I've noticed in the dawning days of what needs to become a significant life change that my eating challenges are easily overcome in the morning, midday and afternoon -- it's the evenings that prove to be the most difficult. Sitting in my favourite spot reading The Prince of Tides by Pat Conroy, my stomach and brain begin their familiar dance trying to figure out what food or drink would make the evening more perfect. My thoughts drift from the page to the cupboard and images of crackers and cheese appear, disappear, then reappear. Vegetables and fruit don't even make a guest appearance in the movie reel of my mind.
"I'm going to go for a long walk after supper," I declared, feeling compelled to do something to begin moving the health meter in the better direction.
With temperatures dipping near -30 degrees, I put on all of my winter accoutrement including the uber warm, super large snow pants and snow boots, and headed north. Across the old snow dump at the end of Father Mercredi street, through a well-worn walking path in the willows, a quick slide down the bank and I found myself on the frozen snow covered Clearwater River.
The full moon had made its presence known earlier in the day, shimmering behind the clouds on the northern horizon, like a second sun. Now it owned the sky, bathing the long expanse of the Clearwater in a kind of magical half-light, shades of dark blue and purple with the pinpricks of stars creating a celestial ceiling.
I liked the solitude of this path, adjacent to a teeming city but completely stark and apart -- so close yet so far. Following the snowmobile tracks on the south side of the river I slogged ahead one heavy step at a time, feeling that spot on my heal where my boots dig into my flesh, adjusting my step to mitigate the pain. I decided that I would walk as far as the new building going up along the river next to Rona, then turn around.

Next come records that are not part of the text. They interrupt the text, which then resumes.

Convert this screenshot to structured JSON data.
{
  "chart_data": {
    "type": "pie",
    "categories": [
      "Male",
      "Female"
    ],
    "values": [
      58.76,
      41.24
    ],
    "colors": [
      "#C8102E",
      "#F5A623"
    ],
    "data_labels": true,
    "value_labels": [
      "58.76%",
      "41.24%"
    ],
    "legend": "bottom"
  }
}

When I'm walking around town, every distance seems so much longer, the city so much bigger. There is a similar effect on the river being both longer and wider than I imagined. My thoughts often drift back to the early settlers and how the world must have seemed so much larger to them. With fast cars, fast airplanes and fast Internet connections, the world has been compressed beyond measure.
It was cold as I turned and began walking with the current, but it felt good as ice crystals formed on the tip of my jacket covering my chin. My legs grew heavy, one foot in front of the other, by rote following the tracks toward Snye Park where I got off the river and scooted through the forest and former snow dump before emerging on to Hill and finally Demers Drive, home.